Norway in a Nutshell: The Bergensbanen from Oslo to Bergen was considered
one of the railway engineering triumphs of the early 20th century.  292
miles, 200 tunnels, nearly 100 miles above tree line.  The Norwegian State
Railway has organized a short (60 mile) detour via local bus, ferry, and
"one of the world's most spectacular branch railway lines" that, in a small
space encompasses most of the types of scenery for which Norway is famous
(except glaciers).  For this unguided tour you get a ticket and a schedule
of connections; how long you spend is up to you.  We should have allocated
more than a part of a day (on the way from Bergen to Oslo) to it.
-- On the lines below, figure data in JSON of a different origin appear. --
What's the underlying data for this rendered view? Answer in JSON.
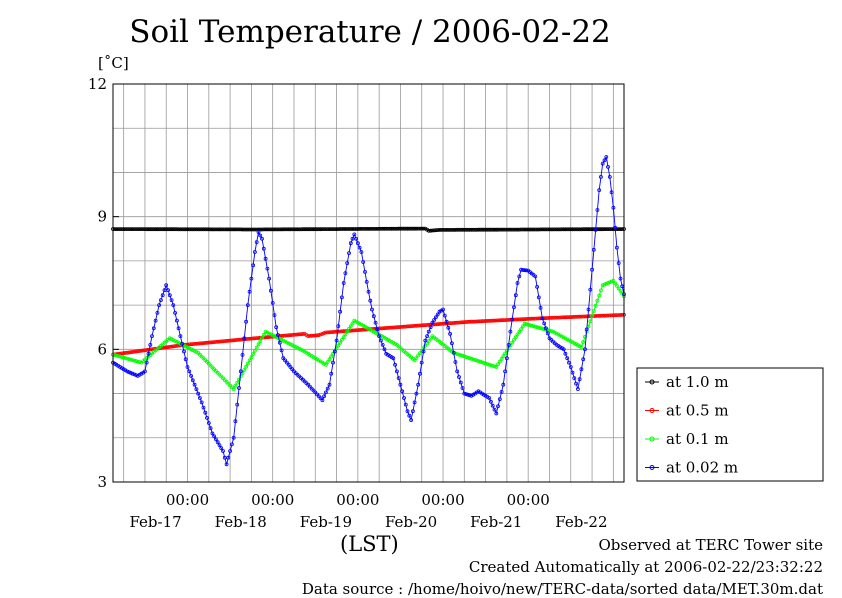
{
  "chart_data": {
    "type": "line",
    "title": "Soil Temperature / 2006-02-22",
    "ylabel": "[˚C]",
    "xlabel": "(LST)",
    "ylim": [
      3,
      12
    ],
    "yticks": [
      "3",
      "6",
      "9",
      "12"
    ],
    "xlim": [
      0,
      144
    ],
    "time_ticks": [
      {
        "x": 21,
        "label": "00:00"
      },
      {
        "x": 45,
        "label": "00:00"
      },
      {
        "x": 69,
        "label": "00:00"
      },
      {
        "x": 93,
        "label": "00:00"
      },
      {
        "x": 117,
        "label": "00:00"
      }
    ],
    "date_ticks": [
      {
        "x": 12,
        "label": "Feb-17"
      },
      {
        "x": 36,
        "label": "Feb-18"
      },
      {
        "x": 60,
        "label": "Feb-19"
      },
      {
        "x": 84,
        "label": "Feb-20"
      },
      {
        "x": 108,
        "label": "Feb-21"
      },
      {
        "x": 132,
        "label": "Feb-22"
      }
    ],
    "grid": true,
    "legend_position": "right",
    "series": [
      {
        "name": "at 1.0 m",
        "color": "#000000",
        "points": [
          [
            0,
            8.72
          ],
          [
            40,
            8.71
          ],
          [
            88,
            8.73
          ],
          [
            89,
            8.68
          ],
          [
            92,
            8.7
          ],
          [
            144,
            8.72
          ]
        ]
      },
      {
        "name": "at 0.5 m",
        "color": "#ff0000",
        "points": [
          [
            0,
            5.88
          ],
          [
            20,
            6.1
          ],
          [
            40,
            6.25
          ],
          [
            54,
            6.35
          ],
          [
            55,
            6.3
          ],
          [
            58,
            6.32
          ],
          [
            60,
            6.38
          ],
          [
            80,
            6.5
          ],
          [
            100,
            6.62
          ],
          [
            120,
            6.7
          ],
          [
            144,
            6.78
          ]
        ]
      },
      {
        "name": "at 0.1 m",
        "color": "#00ff00",
        "points": [
          [
            0,
            5.88
          ],
          [
            8,
            5.7
          ],
          [
            16,
            6.25
          ],
          [
            24,
            5.92
          ],
          [
            34,
            5.1
          ],
          [
            43,
            6.4
          ],
          [
            54,
            5.95
          ],
          [
            60,
            5.65
          ],
          [
            68,
            6.65
          ],
          [
            80,
            6.1
          ],
          [
            85,
            5.75
          ],
          [
            90,
            6.3
          ],
          [
            96,
            5.92
          ],
          [
            108,
            5.6
          ],
          [
            116,
            6.58
          ],
          [
            124,
            6.4
          ],
          [
            132,
            6.05
          ],
          [
            138,
            7.45
          ],
          [
            141,
            7.55
          ],
          [
            144,
            7.2
          ]
        ]
      },
      {
        "name": "at 0.02 m",
        "color": "#0000ff",
        "points": [
          [
            0,
            5.7
          ],
          [
            4,
            5.5
          ],
          [
            7,
            5.4
          ],
          [
            9,
            5.5
          ],
          [
            11,
            6.3
          ],
          [
            13,
            7.0
          ],
          [
            15,
            7.45
          ],
          [
            17,
            7.0
          ],
          [
            19,
            6.3
          ],
          [
            21,
            5.6
          ],
          [
            25,
            4.8
          ],
          [
            28,
            4.1
          ],
          [
            31,
            3.7
          ],
          [
            32,
            3.4
          ],
          [
            34,
            4.0
          ],
          [
            36,
            5.5
          ],
          [
            38,
            7.0
          ],
          [
            40,
            8.2
          ],
          [
            41,
            8.65
          ],
          [
            42,
            8.5
          ],
          [
            44,
            7.6
          ],
          [
            46,
            6.5
          ],
          [
            48,
            5.8
          ],
          [
            51,
            5.5
          ],
          [
            55,
            5.2
          ],
          [
            59,
            4.85
          ],
          [
            61,
            5.2
          ],
          [
            63,
            6.2
          ],
          [
            65,
            7.5
          ],
          [
            67,
            8.4
          ],
          [
            68,
            8.6
          ],
          [
            70,
            8.2
          ],
          [
            72,
            7.3
          ],
          [
            73,
            6.9
          ],
          [
            75,
            6.3
          ],
          [
            77,
            5.9
          ],
          [
            79,
            5.8
          ],
          [
            81,
            5.2
          ],
          [
            83,
            4.6
          ],
          [
            84,
            4.4
          ],
          [
            86,
            5.2
          ],
          [
            88,
            6.2
          ],
          [
            90,
            6.6
          ],
          [
            92,
            6.85
          ],
          [
            93,
            6.9
          ],
          [
            95,
            6.35
          ],
          [
            97,
            5.5
          ],
          [
            99,
            5.0
          ],
          [
            101,
            4.95
          ],
          [
            103,
            5.05
          ],
          [
            106,
            4.9
          ],
          [
            108,
            4.55
          ],
          [
            110,
            5.2
          ],
          [
            112,
            6.4
          ],
          [
            114,
            7.5
          ],
          [
            115,
            7.8
          ],
          [
            117,
            7.78
          ],
          [
            119,
            7.65
          ],
          [
            121,
            6.7
          ],
          [
            123,
            6.25
          ],
          [
            125,
            6.1
          ],
          [
            127,
            6.0
          ],
          [
            129,
            5.6
          ],
          [
            131,
            5.1
          ],
          [
            133,
            6.0
          ],
          [
            135,
            7.8
          ],
          [
            137,
            9.6
          ],
          [
            138,
            10.2
          ],
          [
            139,
            10.35
          ],
          [
            140,
            9.9
          ],
          [
            141,
            9.2
          ],
          [
            142,
            8.3
          ],
          [
            143,
            7.6
          ],
          [
            144,
            7.25
          ]
        ]
      }
    ]
  },
  "footer": {
    "line1": "Observed at TERC Tower site",
    "line2": "Created Automatically at 2006-02-22/23:32:22",
    "line3": "Data source : /home/hoivo/new/TERC-data/sorted  data/MET.30m.dat"
  }
}
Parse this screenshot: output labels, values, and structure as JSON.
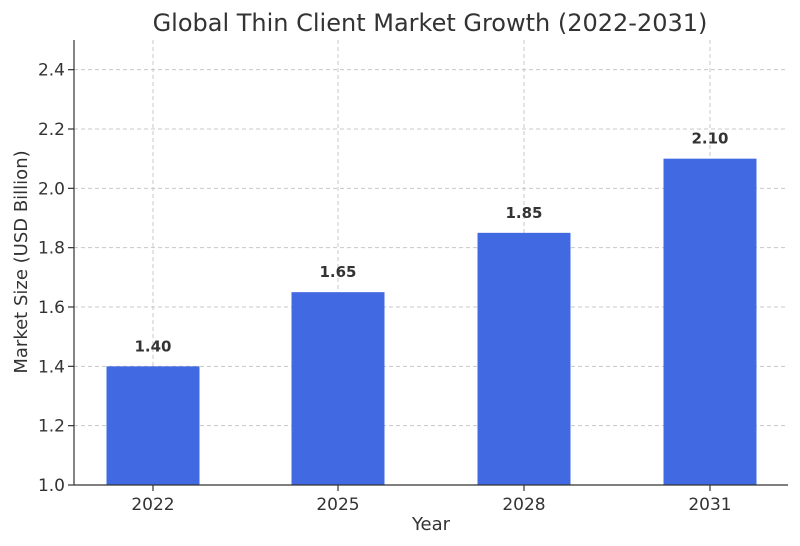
{
  "chart_data": {
    "type": "bar",
    "title": "Global Thin Client Market Growth (2022-2031)",
    "xlabel": "Year",
    "ylabel": "Market Size (USD Billion)",
    "categories": [
      "2022",
      "2025",
      "2028",
      "2031"
    ],
    "values": [
      1.4,
      1.65,
      1.85,
      2.1
    ],
    "data_labels": [
      "1.40",
      "1.65",
      "1.85",
      "2.10"
    ],
    "ylim": [
      1.0,
      2.5
    ],
    "yticks": [
      1.0,
      1.2,
      1.4,
      1.6,
      1.8,
      2.0,
      2.2,
      2.4
    ],
    "ytick_labels": [
      "1.0",
      "1.2",
      "1.4",
      "1.6",
      "1.8",
      "2.0",
      "2.2",
      "2.4"
    ],
    "grid": true,
    "bar_color": "#4169e1"
  }
}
The 85-minute bus trip from Voss to Gundvangen was splendid.  The high
point was a 10-minute stop at Hotel Stallheim--the only hotel I've seen
whose location is definitely superior to the Ahwani in Yosemite and the
Grand Canyon Lodge.  We should have planned for at least a day there.  Then
the highway plunged to the tip of one of the branches of Sognefjorden, the
longest and deepest of Norway's fjords.  We took the ferry from there to
Fl{\aa}m, at the tip of the next branch east--a two-hour ride.  Think of
four Yosemites (minus Half-Dome) with 340 meters of water in the bottom,
and {\em lots} more waterfalls.

Due to a scheduling glitch, we did not get to take the branch line train
from Fl{\aa}m to Myrdal, but instead took a bus provided by the railroad to
rejoin the main line at {\AA}l.  Mostly in the dark, but quite scenic until
the moon went down.  Unfortunately, the interior lights on the train were
so bright that we saw no scenery from {\AA}l to Oslo.